Despite losing their majority in the House of Delegates, Republicans cruised to victory in three Lynchburg-area House districts Tuesday, returning two longtime delegates and sending a first-time candidate to Richmond.
Del. Kathy Byron, Del. C. Matt Fariss and longtime Republican activist Wendell Walker all won their races by beating back three Democrats by wide margins. Combined, their districts stretch across a wide swath of central Virginia, from just outside Charlottesville to the western edges of Bedford County.
Byron easily defeated Democrat Jennifer Woofter in the 22nd House District by a nearly 40-point margin to win a 12th term.
“I’m just so thankful,” Byron said. “We ran a very clean, positive campaign based on issues important to people in the 22nd District and they certainly indicated by their vote that they wanted me to go back and keep working for them.”

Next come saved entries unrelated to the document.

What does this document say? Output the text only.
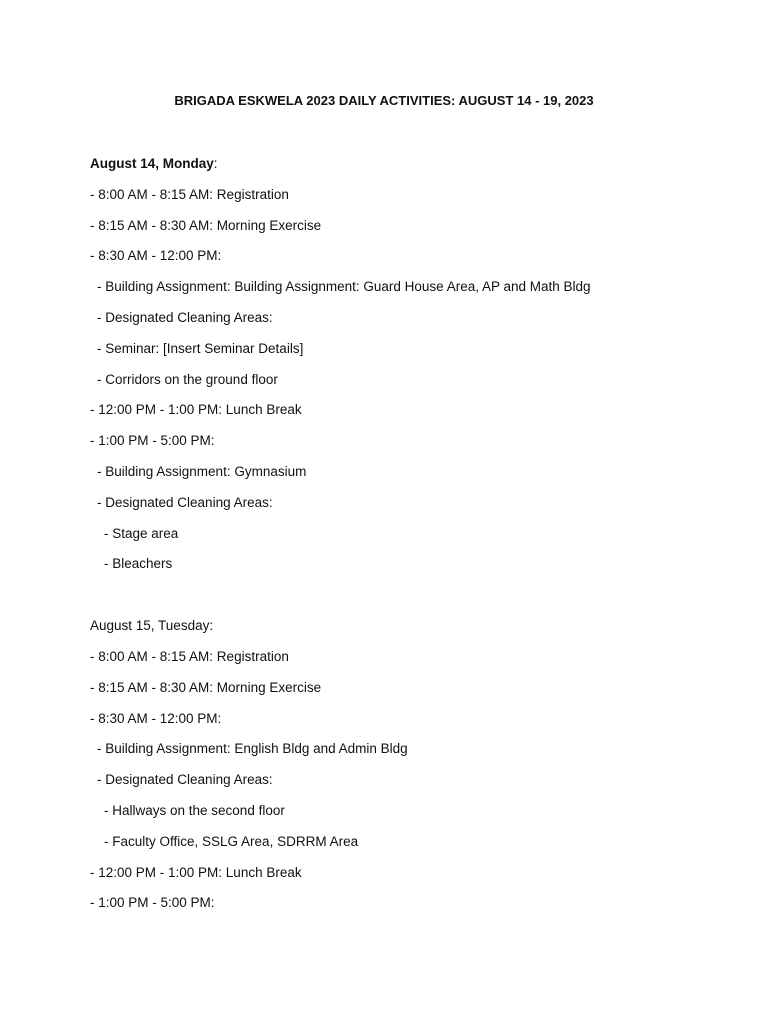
BRIGADA ESKWELA 2023 DAILY ACTIVITIES: AUGUST 14 - 19, 2023
August 14, Monday:
- 8:00 AM - 8:15 AM: Registration
- 8:15 AM - 8:30 AM: Morning Exercise
- 8:30 AM - 12:00 PM:
- Building Assignment: Building Assignment: Guard House Area, AP and Math Bldg
- Designated Cleaning Areas:
- Seminar: [Insert Seminar Details]
- Corridors on the ground floor
- 12:00 PM - 1:00 PM: Lunch Break
- 1:00 PM - 5:00 PM:
- Building Assignment: Gymnasium
- Designated Cleaning Areas:
- Stage area
- Bleachers
August 15, Tuesday:
- 8:00 AM - 8:15 AM: Registration
- 8:15 AM - 8:30 AM: Morning Exercise
- 8:30 AM - 12:00 PM:
- Building Assignment: English Bldg and Admin Bldg
- Designated Cleaning Areas:
- Hallways on the second floor
- Faculty Office, SSLG Area, SDRRM Area
- 12:00 PM - 1:00 PM: Lunch Break
- 1:00 PM - 5:00 PM:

Byron campaigned on improving access to broadband and health care and expanding workforce development programs. When Byron returns to Richmond next year, she will find herself in the minority party for the first time in her 21-year tenure as a delegate.
Woofter, the owner of a sustainability consulting firm in Lynchburg and a former U.S. Senate Committee on Governmental Affairs staffer, emphasized improving funding for education, infrastructure and health care in her first race for office.
“I am so proud of our campaign,” Woofter said, “particularly in the city of Lynchburg. I think it’s that kind of ground game that is ultimately going to help us win a future election.”
In the neighboring 23rd House District, Walker defeated Democrat David Zilles, an engineer at BWXT, by a nearly 28-point margin.
“I’m very humbled to have earned the respect and trust of the people here in the 23rd District,” Walker, of Lynchburg, said.
Walker campaigned as an advocate for the Second Amendment and religious liberty while strongly opposing abortion and new taxes. He will succeed Del. Scott Garrett, R-Lynchburg, who served five terms in the House before declining to run for reelection.
Zilles, of Lynchburg, staked much of his campaign on gun reform and was backed by the local chapter of Moms Demand Action for Gun Sense in America. He did not return a call seeking comment Tuesday evening.
When asked how he plans to approach his role as a legislator given the new makeup of the House, Walker said he expects to find some common ground with his Democratic colleagues across the aisle.
“There’s going to be some giving and some taking; I mean that’s politics,” Walker said. “I look forward to working with other delegates as we go forward.”
Fariss won a fifth term in the 59th House District by dispatching Democrat Tim Hickey, of Greene County, by a 26-point margin.
“It’s pleasing to see that the people of the 59th District believe that I’m doing a good job representing them,” said Fariss, who campaigned on improving infrastructure for state commerce and agricultural interests.
Hickey ran on expanding broadband internet access and improving economic opportunities.